Drescher J, Aron R
Hannover Medical School, Institute of Virology, Germany.
J Med Virol. 1999 Apr;57(4):397-404. doi: 10.1002/(sici)1096-9071(199904)57:4<397::aid-jmv12>3.0.co;2-r.
For influenza H1N1 strains, including some of their escape variants, the association of amino acid differences located at their hemagglutinin HA1 domains with their antigenic relationship was examined. The antigenic relationship was recorded in terms of the ratios of hemagglutination inhibition (HI) titers, the concentration of antibody molecules recognized by the virus, and the equilibrium constant of epitope-paratope interaction determined with heterologous virus compared to that found with homologous virus. The HI titers of antisera were found to depend primarily on the concentration of antibody molecules recognized by the virus and much less on the equilibrium constants. The avidity of antibody in sera raised against historically later strains with earlier strains was higher than vice versa. In contrast to the results obtained with antisera, the same concentration of monoclonal antibody directed to the Sb site of A/Brazil virus was recognized by both heterologous and homologous viruses, and the differences in HI titers observed were due to avidity changes only. Some of the amino acid differences located at each of the antigenic sites were found to be associated with a reduction in the HI titers and in the concentration of antibody molecules recognized by heterologous virus, whereas other differences in addition decreased the avidity of epitope-paratope interaction. Further amino acid differences decreased the avidity only. The strains tested differed also in their amino acids located outside the antigenic sites. However, an influence of these differences on the reaction of virus with antibody could not be evidenced. For the strains tested, the antigenic hemagglutinin drift occurred by reduction of the concentration of antibody molecules recognized by the virus and by avidity changes, which, in turn, were caused by exchanges of some key residues located at the antigenic sites.

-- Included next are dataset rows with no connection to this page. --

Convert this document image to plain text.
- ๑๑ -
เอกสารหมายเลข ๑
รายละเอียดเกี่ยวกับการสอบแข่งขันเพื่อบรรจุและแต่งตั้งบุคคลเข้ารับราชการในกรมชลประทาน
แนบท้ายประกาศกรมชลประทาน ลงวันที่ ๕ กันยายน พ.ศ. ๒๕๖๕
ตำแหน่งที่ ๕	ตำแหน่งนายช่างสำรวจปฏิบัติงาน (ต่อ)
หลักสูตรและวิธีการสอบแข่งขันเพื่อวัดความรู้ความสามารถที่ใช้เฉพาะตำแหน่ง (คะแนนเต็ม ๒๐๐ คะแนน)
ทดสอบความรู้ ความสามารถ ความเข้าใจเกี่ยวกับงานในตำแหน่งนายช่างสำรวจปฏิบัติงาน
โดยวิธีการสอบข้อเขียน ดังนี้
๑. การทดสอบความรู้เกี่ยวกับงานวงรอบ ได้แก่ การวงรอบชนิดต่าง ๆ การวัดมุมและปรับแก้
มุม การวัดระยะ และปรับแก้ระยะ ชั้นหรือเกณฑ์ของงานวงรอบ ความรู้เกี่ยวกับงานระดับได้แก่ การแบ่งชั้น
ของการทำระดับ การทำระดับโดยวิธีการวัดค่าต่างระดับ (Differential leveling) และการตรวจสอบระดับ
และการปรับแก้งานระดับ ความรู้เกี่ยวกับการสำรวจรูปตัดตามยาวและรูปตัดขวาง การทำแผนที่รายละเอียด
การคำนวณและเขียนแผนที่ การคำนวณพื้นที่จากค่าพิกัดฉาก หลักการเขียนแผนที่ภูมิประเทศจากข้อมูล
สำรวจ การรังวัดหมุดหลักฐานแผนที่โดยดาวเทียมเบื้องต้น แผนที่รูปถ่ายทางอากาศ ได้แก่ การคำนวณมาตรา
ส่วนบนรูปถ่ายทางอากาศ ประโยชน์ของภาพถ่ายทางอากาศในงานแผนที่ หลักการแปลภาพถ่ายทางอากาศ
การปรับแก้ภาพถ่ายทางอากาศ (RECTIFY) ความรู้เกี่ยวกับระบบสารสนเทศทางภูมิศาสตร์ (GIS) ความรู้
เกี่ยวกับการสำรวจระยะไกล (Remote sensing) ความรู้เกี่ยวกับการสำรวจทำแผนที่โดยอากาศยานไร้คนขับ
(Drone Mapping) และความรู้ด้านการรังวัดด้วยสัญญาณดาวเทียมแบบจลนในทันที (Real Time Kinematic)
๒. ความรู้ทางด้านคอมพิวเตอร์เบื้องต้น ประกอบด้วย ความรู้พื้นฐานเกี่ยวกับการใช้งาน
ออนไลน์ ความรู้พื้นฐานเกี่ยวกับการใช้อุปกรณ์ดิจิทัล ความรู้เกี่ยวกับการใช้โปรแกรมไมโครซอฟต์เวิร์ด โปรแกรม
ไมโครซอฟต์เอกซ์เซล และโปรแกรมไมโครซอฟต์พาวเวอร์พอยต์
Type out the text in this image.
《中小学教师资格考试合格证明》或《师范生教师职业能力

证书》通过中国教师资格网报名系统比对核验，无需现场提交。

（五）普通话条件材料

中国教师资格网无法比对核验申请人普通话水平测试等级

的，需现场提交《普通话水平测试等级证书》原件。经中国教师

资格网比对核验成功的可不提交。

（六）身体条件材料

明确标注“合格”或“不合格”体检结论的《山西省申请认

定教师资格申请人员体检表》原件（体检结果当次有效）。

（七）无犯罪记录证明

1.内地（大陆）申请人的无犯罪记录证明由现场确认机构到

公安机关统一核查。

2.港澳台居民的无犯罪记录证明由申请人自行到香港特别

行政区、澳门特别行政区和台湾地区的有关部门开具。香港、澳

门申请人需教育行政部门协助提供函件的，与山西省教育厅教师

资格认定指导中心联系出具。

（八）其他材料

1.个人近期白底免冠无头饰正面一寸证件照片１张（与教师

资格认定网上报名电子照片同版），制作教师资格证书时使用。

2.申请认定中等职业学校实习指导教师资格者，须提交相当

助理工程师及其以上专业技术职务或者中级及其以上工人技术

对于甲型H1N1流感病毒株,包括其一些逃逸变体,研究了位于其血凝素HA1结构域的氨基酸差异与其抗原关系之间的关联。抗原关系通过血凝抑制(HI)效价的比值、病毒识别的抗体分子浓度以及与同源病毒相比用异源病毒测定的表位 - 抗原决定簇相互作用的平衡常数来记录。发现抗血清的HI效价主要取决于病毒识别的抗体分子浓度,而对平衡常数的依赖性要小得多。针对历史上较晚出现的毒株产生的血清与较早出现的毒株相比,其抗体亲和力更高,反之亦然。与抗血清的结果相反,针对A/巴西病毒Sb位点的相同浓度的单克隆抗体被异源和同源病毒均能识别,观察到的HI效价差异仅归因于亲和力的变化。发现在每个抗原位点的一些氨基酸差异与HI效价降低以及异源病毒识别的抗体分子浓度降低有关,而其他差异还会降低表位 - 抗原决定簇相互作用的亲和力。进一步的氨基酸差异仅降低亲和力。所测试的毒株在抗原位点之外的氨基酸也存在差异。然而,无法证明这些差异对病毒与抗体反应的影响。对于所测试的毒株,抗原性血凝素漂移是通过降低病毒识别的抗体分子浓度和亲和力变化而发生的,而这又是由位于抗原位点的一些关键残基的交换引起的。